Auch ein Jahr später ist Henzes Tod noch allgegenwärtig. „Immer wenn wir dort sind, wo Stefan auch schon mit seinen Sportlern im Trainingslager oder zum Wettkampf war, kommen die Erinnerungen hoch“, sagt Trummer. Das hat er bei seinen Sportlern in den letzten Monaten beobachtet.

Sportler haben Aufarbeitung von Henzes Tod noch nicht abgeschlossen

Und das wird jetzt in Pau zweifellos nicht anders sein.

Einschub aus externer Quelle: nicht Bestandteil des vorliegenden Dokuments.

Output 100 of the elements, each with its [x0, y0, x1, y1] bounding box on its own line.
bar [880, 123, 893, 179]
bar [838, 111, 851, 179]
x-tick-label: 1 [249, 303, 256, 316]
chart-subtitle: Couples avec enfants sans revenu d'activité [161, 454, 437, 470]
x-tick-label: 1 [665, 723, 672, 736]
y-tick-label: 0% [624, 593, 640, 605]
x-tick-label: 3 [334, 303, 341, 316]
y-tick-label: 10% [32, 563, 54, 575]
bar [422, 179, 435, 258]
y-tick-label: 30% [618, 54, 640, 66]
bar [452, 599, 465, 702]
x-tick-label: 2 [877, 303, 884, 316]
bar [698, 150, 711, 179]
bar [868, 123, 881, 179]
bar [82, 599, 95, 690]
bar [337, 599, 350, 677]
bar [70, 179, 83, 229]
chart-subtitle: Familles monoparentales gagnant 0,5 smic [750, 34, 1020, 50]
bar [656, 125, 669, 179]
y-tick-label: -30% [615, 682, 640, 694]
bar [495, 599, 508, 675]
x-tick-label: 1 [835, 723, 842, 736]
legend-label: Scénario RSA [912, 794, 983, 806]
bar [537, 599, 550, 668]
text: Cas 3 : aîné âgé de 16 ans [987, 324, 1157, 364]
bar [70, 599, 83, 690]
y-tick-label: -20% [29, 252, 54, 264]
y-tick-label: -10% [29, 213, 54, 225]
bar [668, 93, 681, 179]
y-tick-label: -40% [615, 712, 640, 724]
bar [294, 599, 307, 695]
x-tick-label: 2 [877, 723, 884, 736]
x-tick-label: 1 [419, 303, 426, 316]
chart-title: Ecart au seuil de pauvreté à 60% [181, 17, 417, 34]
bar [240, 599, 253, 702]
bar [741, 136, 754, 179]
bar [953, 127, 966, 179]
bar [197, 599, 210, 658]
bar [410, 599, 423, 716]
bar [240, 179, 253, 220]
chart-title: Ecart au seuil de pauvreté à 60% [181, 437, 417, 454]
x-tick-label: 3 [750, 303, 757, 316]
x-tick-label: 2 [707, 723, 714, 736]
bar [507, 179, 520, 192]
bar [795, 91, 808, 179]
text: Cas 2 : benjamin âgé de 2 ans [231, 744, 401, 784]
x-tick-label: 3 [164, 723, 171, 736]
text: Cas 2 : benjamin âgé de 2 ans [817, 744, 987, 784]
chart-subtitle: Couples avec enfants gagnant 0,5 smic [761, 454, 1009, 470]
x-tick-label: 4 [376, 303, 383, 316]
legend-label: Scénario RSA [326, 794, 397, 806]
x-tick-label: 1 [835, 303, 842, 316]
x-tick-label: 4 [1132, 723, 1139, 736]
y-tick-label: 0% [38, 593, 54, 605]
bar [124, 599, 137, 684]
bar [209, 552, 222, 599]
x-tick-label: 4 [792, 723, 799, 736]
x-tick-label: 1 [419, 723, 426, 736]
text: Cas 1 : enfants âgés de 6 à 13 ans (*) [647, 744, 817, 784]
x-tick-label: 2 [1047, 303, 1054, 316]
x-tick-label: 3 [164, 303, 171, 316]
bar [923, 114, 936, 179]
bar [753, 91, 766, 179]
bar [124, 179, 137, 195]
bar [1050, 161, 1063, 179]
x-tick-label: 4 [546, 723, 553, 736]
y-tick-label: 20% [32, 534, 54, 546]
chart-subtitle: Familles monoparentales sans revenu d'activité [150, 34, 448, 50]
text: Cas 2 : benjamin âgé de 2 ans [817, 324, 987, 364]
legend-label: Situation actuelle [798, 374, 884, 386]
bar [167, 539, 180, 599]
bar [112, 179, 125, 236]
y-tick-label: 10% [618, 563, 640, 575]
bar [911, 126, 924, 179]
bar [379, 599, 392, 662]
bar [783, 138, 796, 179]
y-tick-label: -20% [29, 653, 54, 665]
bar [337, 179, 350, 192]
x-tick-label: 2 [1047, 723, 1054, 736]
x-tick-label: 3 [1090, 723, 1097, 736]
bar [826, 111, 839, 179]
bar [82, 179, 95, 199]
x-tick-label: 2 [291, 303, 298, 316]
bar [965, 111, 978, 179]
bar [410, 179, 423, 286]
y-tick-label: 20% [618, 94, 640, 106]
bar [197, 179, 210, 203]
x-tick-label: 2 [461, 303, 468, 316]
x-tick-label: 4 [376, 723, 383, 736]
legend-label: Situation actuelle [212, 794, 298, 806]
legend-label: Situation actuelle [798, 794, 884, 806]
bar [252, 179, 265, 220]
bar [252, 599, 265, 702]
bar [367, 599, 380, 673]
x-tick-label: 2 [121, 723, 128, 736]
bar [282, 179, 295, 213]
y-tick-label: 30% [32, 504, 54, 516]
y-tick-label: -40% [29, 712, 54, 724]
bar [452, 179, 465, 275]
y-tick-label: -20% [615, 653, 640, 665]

In den kommenden Tagen wird Trummer mit seinen WM-Startern noch einmal auf jener Wildwasserstrecke in den französischen Pyrenäen trainieren, auf der vom 27. September bis 1. Oktober die WM ausgetragen wird.

„Wir haben für Stefans Todestag nichts Offizielles geplant“, sagt der Verbandspräsident Thomas Konietzko. „Der Verzicht war ganz bewusst.“ Eben weil die Sportler mit der Aufarbeitung des tragischen Ereignisses noch nicht abgeschlossen haben.

Kajak-Fahrerinnen besuchen regelmäßig das Grab von Stefan Henze in Markkleeberg

Vor allem die Kajak-Fahrerinnen, die unter Henze im Stützpunkt in Augsburg trainiert hatten, können mit dem Verlust nur schwer umgehen. „Wenn sie am Kanal in Markkleeberg sind, besuchen sie Stefans Grab“, erzählt Trummer. Natürlich. Jeder versucht auf seine Art, Druck herauszunehmen. „Das ist so eine Art Ventil“, denkt auch Konietzko. Deshalb reden die Sportler auch viel miteinander.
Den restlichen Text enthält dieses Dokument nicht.